La investidura de Andreu está subordinada solo al voto de la diputada de Podemos, pero la decisión no depende únicamente de ella

De quién depende el cambio votado
Diario La Rioja
DIARIO LA RIOJA

Señalada por los electorales riojanos como su preferencia para ocupar la Presidencia del Gobierno de la región, Concha Andreu ofició ayer la primera parte de esa liturgia civil que es la investidura: desgranó durante cerca de hora y media un discurso cuajado de análisis, ideas y compromisos. Y alguna reflexión tan serena como cargada de intención y de destino: «Después de 24 años, La Rioja se va a gobernar desde una mirada progresista, sensibilidad social y aplicando políticas de izquierdas, como han pedido en las urnas la mayoría de los riojanos», le dedicó a Raquel Romero, la única diputada de Podemos de cuya decisión de hoy depende que Andreu alcance a ser, o no, la primera mujer en ocupar el sillón presidencial del Ejecutivo riojano. Dependerá solo de ella aunque no de ella sola. Lo dejaba claro ayer el secretario de Acción de Podemos, Pablo Echenique: «Las negociaciones de los acuerdos autonómicos se llevan a cabo a nivel autonómico».

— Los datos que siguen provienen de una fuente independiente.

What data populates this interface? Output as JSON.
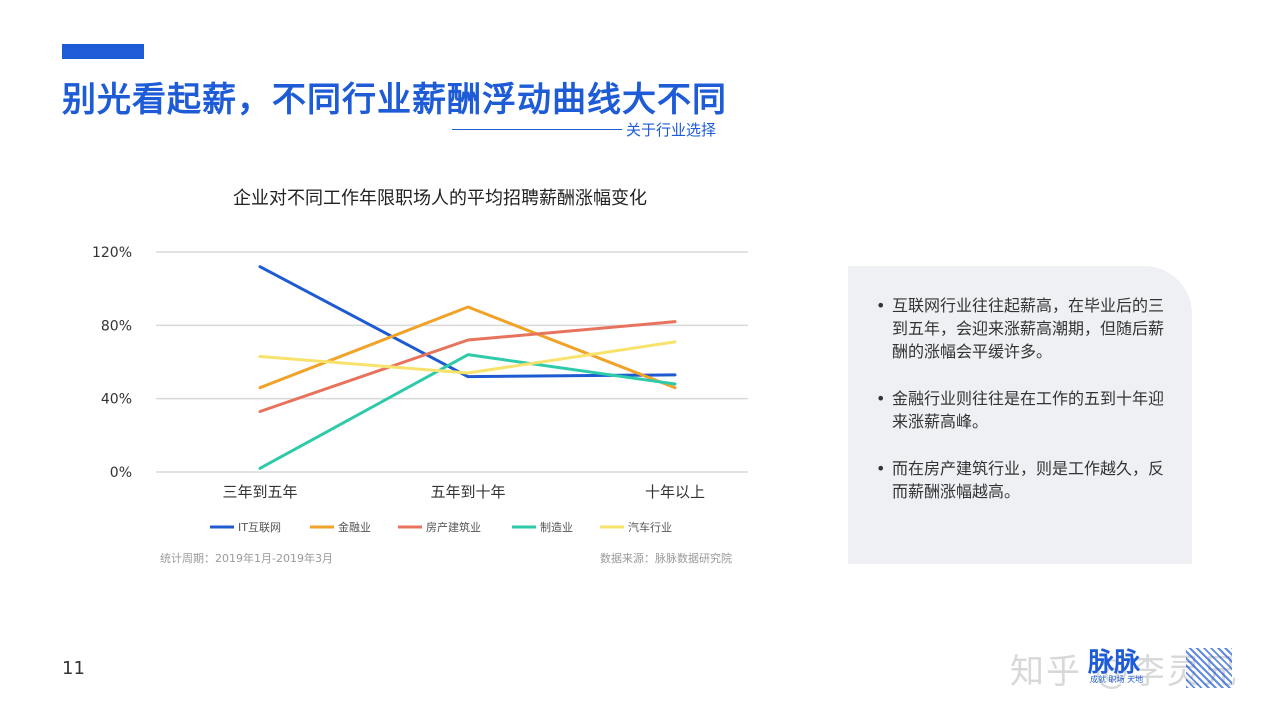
{
  "slide": {
    "title": "别光看起薪，不同行业薪酬浮动曲线大不同",
    "subtitle": "关于行业选择",
    "page_number": "11",
    "accent_color": "#1e5bd6"
  },
  "chart_data": {
    "type": "line",
    "title": "企业对不同工作年限职场人的平均招聘薪酬涨幅变化",
    "categories": [
      "三年到五年",
      "五年到十年",
      "十年以上"
    ],
    "yticks": [
      "0%",
      "40%",
      "80%",
      "120%"
    ],
    "ylim": [
      0,
      120
    ],
    "grid": true,
    "legend_position": "bottom",
    "series": [
      {
        "name": "IT互联网",
        "color": "#1f5bd0",
        "values": [
          112,
          52,
          53
        ]
      },
      {
        "name": "金融业",
        "color": "#f0a229",
        "values": [
          46,
          90,
          46
        ]
      },
      {
        "name": "房产建筑业",
        "color": "#e8735c",
        "values": [
          33,
          72,
          82
        ]
      },
      {
        "name": "制造业",
        "color": "#2fcaa9",
        "values": [
          2,
          64,
          48
        ]
      },
      {
        "name": "汽车行业",
        "color": "#f7e36b",
        "values": [
          63,
          54,
          71
        ]
      }
    ]
  },
  "footnotes": {
    "period": "统计周期：2019年1月-2019年3月",
    "source": "数据来源：脉脉数据研究院"
  },
  "notes": [
    "互联网行业往往起薪高，在毕业后的三到五年，会迎来涨薪高潮期，但随后薪酬的涨幅会平缓许多。",
    "金融行业则往往是在工作的五到十年迎来涨薪高峰。",
    "而在房产建筑行业，则是工作越久，反而薪酬涨幅越高。"
  ],
  "brand": {
    "logo": "脉脉",
    "tagline": "成就 职场 天地",
    "watermark": "知乎 @李灵兄"
  }
}
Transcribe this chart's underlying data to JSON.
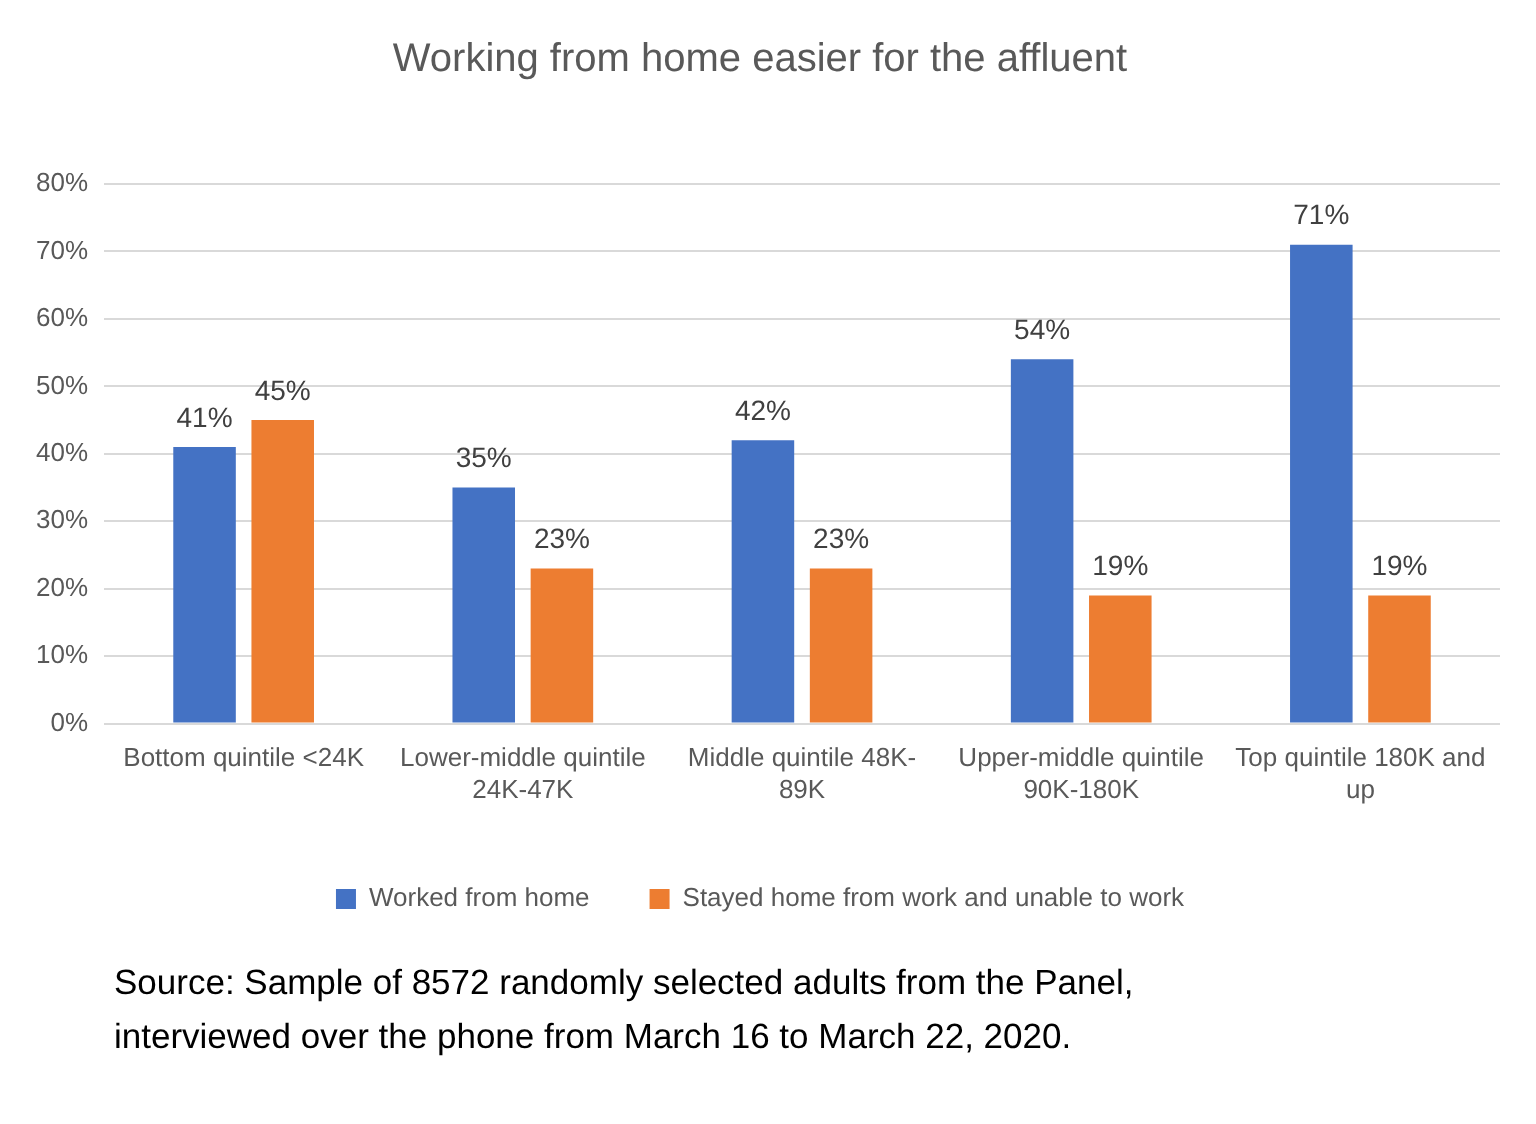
{
  "chart_data": {
    "type": "bar",
    "title": "Working from home easier for the affluent",
    "categories": [
      "Bottom quintile <24K",
      "Lower-middle quintile 24K-47K",
      "Middle quintile 48K-89K",
      "Upper-middle quintile 90K-180K",
      "Top quintile 180K and up"
    ],
    "series": [
      {
        "name": "Worked from home",
        "color": "#4472c4",
        "values": [
          41,
          35,
          42,
          54,
          71
        ],
        "value_labels": [
          "41%",
          "35%",
          "42%",
          "54%",
          "71%"
        ]
      },
      {
        "name": "Stayed home from work and unable to work",
        "color": "#ed7d31",
        "values": [
          45,
          23,
          23,
          19,
          19
        ],
        "value_labels": [
          "45%",
          "23%",
          "23%",
          "19%",
          "19%"
        ]
      }
    ],
    "ylim": [
      0,
      80
    ],
    "yticks": [
      {
        "value": 0,
        "label": "0%"
      },
      {
        "value": 10,
        "label": "10%"
      },
      {
        "value": 20,
        "label": "20%"
      },
      {
        "value": 30,
        "label": "30%"
      },
      {
        "value": 40,
        "label": "40%"
      },
      {
        "value": 50,
        "label": "50%"
      },
      {
        "value": 60,
        "label": "60%"
      },
      {
        "value": 70,
        "label": "70%"
      },
      {
        "value": 80,
        "label": "80%"
      }
    ],
    "grid": "y",
    "legend": "bottom",
    "annotations": [
      "Source: Sample of 8572 randomly selected adults from the Panel, interviewed over the phone from March 16 to March 22, 2020."
    ]
  }
}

Miraba así Echenique a la gestora que dirige Podemos en La Rioja, que hasta ahora ha permanecido refugiada en el silencio y la discreción del segundo o tercer plano que le ha permitido el protagonismo de la propia Romero y del dúo llegado de Castilla-La Mancha para asumir el peso de las negociaciones con el PSOE. La misma gestora cuyos miembros quedan ahora señalados y sin facultad para mirar hacia otro lado como si la eventualidad de la región no fuera con ellos o para disimular mientras se enlodan las relaciones entre quienes no hace aún dos meses fueron señalados por los ciudadanos para encarrilar y protagonizar el mayor cambio político de esta comunidad autónoma en casi los últimos cinco lustros.

Es complicado que el cuerpo de esta gestora o la única diputada de Podemos sean capaces de hallar en el discurso de investidura que Andreu presentó ayer argumentos de peso para justificar el bloqueo a ese cambio votado por los riojanos. El cambio que no hace un mes ellos mismos sugirieron como posible en el pacto que habilitó la formación de la Mesa del Parlamento regional y al que hoy hacen caminar en el incierto linde del precipicio con unas pretensiones -tres consejerías en un hipotético futuro Gobierno- que desbordan la racionalidad de un planteamiento aceptable por el PSOE o por cualquiera por muy receptivo o por más generoso que quiera mostrarse.